Suatu ketika, saya menceritakan kejadian tsunami kepada seorang tamu dari Amerika. Seperti biasa, saya berusaha untuk lucu. Memang banyak dari kita yang menceritakan musibah besar semacam tsunami dalam perspektif humoris. Kisah orang-orang yang selamat dari gelombang air, semua kita ceritakan dengan unsur-unsur lucu.
“Suatu ketika, disebuah tenda pengungsian, saya bertemu sekelompok laki-laki yang terus menerus menangis”, saya bercerita. “Ternyata, mereka semua telah kehilangan istrinya dalam gelombang tsunami”, saya menerangkan. “Tapi, anehnya, dalam kelompok itu ada satu cowok yang juga ikut menangis, padahal saya tau istrinya masih hidup. Waktu saya tanya, kenapa menangis? Bukankah istri kamu masih hidup?” Dia menjawab, “Itulah masalahnya, saya sedih sekali, kenapa dia bisa selamat. Padahal saya sudah lama ingin kawin lagi”.
Si tamu ini, sejak awal mendengar cukup serius. Sampai kemudian dia menyela keras, “What is funny, Munir!”. Dia marah dan menghardik, “Apanya yang lucu?!”. Sedari awal wajahnya menunjukkan ekspresi sedih. Dia marah, karena cerita seperti tsunami dibuat jadi lucu.
Orang bule memang begitu. Hidupnya terlalu serius. Mungkin karena itu pula mereka cepat maju. Walaupun stressnya juga tinggi. Beda dengan kita, semuanya lucu. Karenanya, tingkat kebahagiaan kita tinggi sekali. Meskipun susah maju.

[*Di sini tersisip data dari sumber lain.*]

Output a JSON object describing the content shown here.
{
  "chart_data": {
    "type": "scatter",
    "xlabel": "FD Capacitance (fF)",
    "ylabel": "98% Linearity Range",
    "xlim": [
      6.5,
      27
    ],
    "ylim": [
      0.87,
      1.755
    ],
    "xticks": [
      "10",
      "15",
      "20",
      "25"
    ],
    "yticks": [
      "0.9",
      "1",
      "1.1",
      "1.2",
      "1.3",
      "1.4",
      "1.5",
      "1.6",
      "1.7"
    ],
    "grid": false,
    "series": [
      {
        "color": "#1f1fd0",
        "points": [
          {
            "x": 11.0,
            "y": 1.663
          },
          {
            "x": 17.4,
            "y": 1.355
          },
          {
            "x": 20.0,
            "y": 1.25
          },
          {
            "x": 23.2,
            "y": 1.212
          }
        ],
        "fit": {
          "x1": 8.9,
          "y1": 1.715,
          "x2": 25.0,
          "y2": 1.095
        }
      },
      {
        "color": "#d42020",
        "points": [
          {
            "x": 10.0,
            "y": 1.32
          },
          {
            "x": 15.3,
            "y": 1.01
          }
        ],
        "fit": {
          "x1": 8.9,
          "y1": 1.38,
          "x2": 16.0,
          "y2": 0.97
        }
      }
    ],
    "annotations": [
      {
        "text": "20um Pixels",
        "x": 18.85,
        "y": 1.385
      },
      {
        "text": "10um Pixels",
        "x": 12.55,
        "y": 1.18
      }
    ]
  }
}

Namun demikian, sesekali kita perlu mengevaluasi mana hal-hal yang dapat menjadi bahan untuk lucu, mana yang tidak. Kita memang butuh kemampuan untuk mentertawakan diri sendiri. Sebab, itu sebuah kecerdasan tersendiri, selain juga sebagai bentuk “self-healing”. Bosan juga kita berteman dengan orang yang tidak ada lucunya sama sekali. Namun, kita juga harus belajar secara serius cara mengambil pelajaran terhadap sebuah kejadian, sehingga itu tidak berulang; dengan demikian, akan memberi perubahan bagi kehidupan.
Penutup
Saya tidak tau, kenapa kita suka tertawa. Semua hal cenderung menjadi bahan tertawaan. Tapi ada yang mengatakan begini. Hidup ini, kalau susah, pasti membuat kita sedih dan menangis. Tapi, kalau level susahnya sudah terlalu tinggi dan keseringan, itu akan membuat kita tertawa. Sepertinya, itulah yang terjadi dengan bangsa kita. Rakyat Indonesia suka tertawa, bukan karena bahagia. Melainkan karena sudah terlampau susah!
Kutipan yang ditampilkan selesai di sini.